Athletes Channel Aims for Marketing ScoreESPN.com and Broadband Sports teamed up last week to create an Athletes Channel on ESPN, giving ESPN readers an opportunity to communicate directly with athletes and an avenue to purchase sports-related items online.
The Athletes Channel, which will be produced by AthletesDirect, will appear on two of ESPN's special sections and in the middle section of the company's home page.
A division of Broadband, AthletesDirect -- www.athletesdirect.com -- produces and hosts the content for more than 350 athlete Web sites.

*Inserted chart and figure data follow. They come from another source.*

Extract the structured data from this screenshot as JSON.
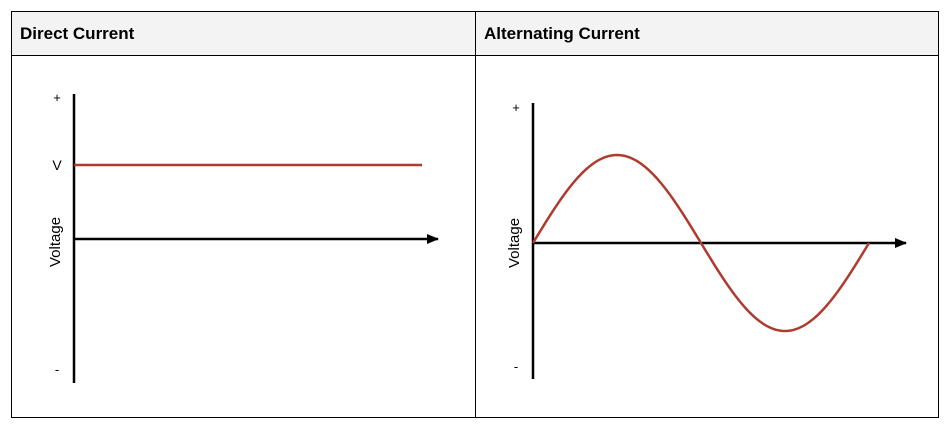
{
  "table": {
    "headers": {
      "direct": "Direct Current",
      "alternating": "Alternating Current"
    }
  },
  "dc": {
    "plus_label": "+",
    "minus_label": "-",
    "v_label": "V",
    "y_label": "Voltage",
    "signal_color": "#b03a2e",
    "axis_color": "#000000"
  },
  "ac": {
    "plus_label": "+",
    "minus_label": "-",
    "y_label": "Voltage",
    "signal_color": "#b03a2e",
    "axis_color": "#000000"
  }
}
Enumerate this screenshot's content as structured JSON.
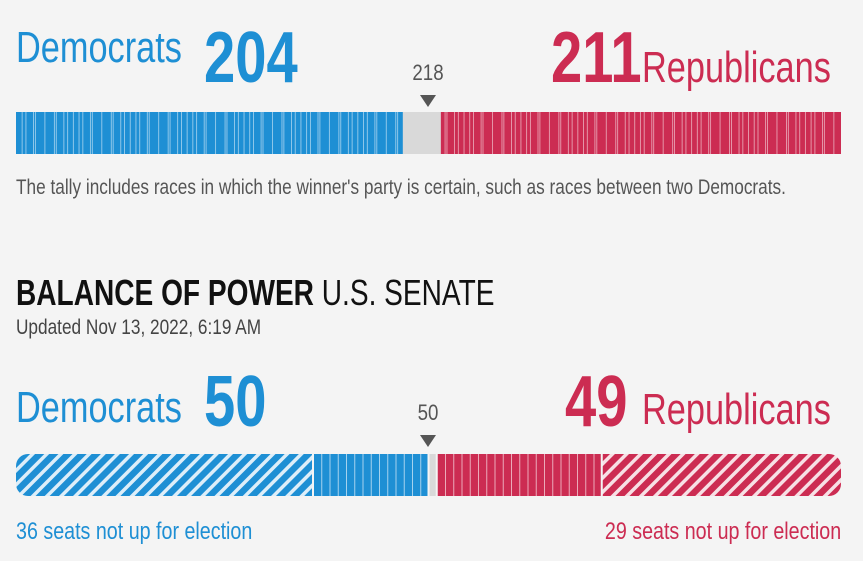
{
  "house": {
    "dem_label": "Democrats",
    "dem_value": "204",
    "rep_label": "Republicans",
    "rep_value": "211",
    "threshold_label": "218",
    "note": "The tally includes races in which the winner's party is certain, such as races between two Democrats."
  },
  "senate": {
    "heading_bold": "BALANCE OF POWER",
    "heading_rest": "U.S. SENATE",
    "updated": "Updated Nov 13, 2022, 6:19 AM",
    "dem_label": "Democrats",
    "dem_value": "50",
    "rep_label": "Republicans",
    "rep_value": "49",
    "threshold_label": "50",
    "dem_not_up": "36 seats not up for election",
    "rep_not_up": "29 seats not up for election"
  },
  "colors": {
    "dem": "#1e8fd4",
    "rep": "#cc2c52",
    "undecided": "#d9d9d9"
  },
  "chart_data": [
    {
      "type": "bar",
      "title": "",
      "categories": [
        "Democrats",
        "Undecided",
        "Republicans"
      ],
      "total": 435,
      "majority": 218,
      "values": [
        204,
        20,
        211
      ]
    },
    {
      "type": "bar",
      "title": "BALANCE OF POWER U.S. SENATE",
      "categories": [
        "Democrats not up",
        "Democrats won",
        "Undecided",
        "Republicans won",
        "Republicans not up"
      ],
      "total": 100,
      "majority": 50,
      "values": [
        36,
        14,
        1,
        20,
        29
      ]
    }
  ]
}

"We view the Athletes Channel as complementary to ESPN's coverage, because what we're doing consists of athlete commentary, journals and athlete content that is coming from the athletes themselves," said Ross Schaufelberger, senior vice president at Broadband, Santa Monica, CA.
In addition to appearing on ESPN's special sections, an Athletes Channel hyperlink will be featured within relevant articles and commentary. For instance, if ESPN runs a story on the Los Angeles Lakers and Kobe Bryant -- an AthletesDirect athlete -- is mentioned, a direct link to Bryant's Web site will be available within the content.
"We think one of the more compelling things is to be able to call out in an article a piece of news about one of the athletes for additional information or for more perspective than there is in this site," said Geoff Reiss, senior vice president of programming, production and operations at ESPN.com, New York.
The hyperlinks also serve as an indirect avenue for ESPN readers to purchase sports-related products online. ESPN -- which plans to launch an ESPN Mall in the next three weeks with partners such as Nike and FanBuzz, Reiss said -- is looking to expand the commerce opportunities it offers online.
The company, which has no other shopping areas on its site, was ready to launch the first phase of its e-commerce expansion in the "next couple of days," according to an ESPN representative. The deal partners ESPN with Nike, allowing ESPN users to shop at a Nike Store on ESPN.
AthletesDirect, meanwhile, features "tens of thousands" of tailored products on its site, ranging from rookie cards to autographed jerseys, Schaufelberger said.
"One of the opportunities that [consumers] will have when they go to read Kobe's latest information or see the latest content is to buy his products," he said.
The agreement also creates a new distribution point for marketers of AthletesDirect products, Schaufelberger said. ESPN, according to both companies, touts a readership base of 8 million to 9 million individuals.
"Once you've identified somebody who has a penchant or an appetite for that particular player, there's a lot of things that you can do from there," Reiss said. "And certainly, e-commerce is among those possibilities."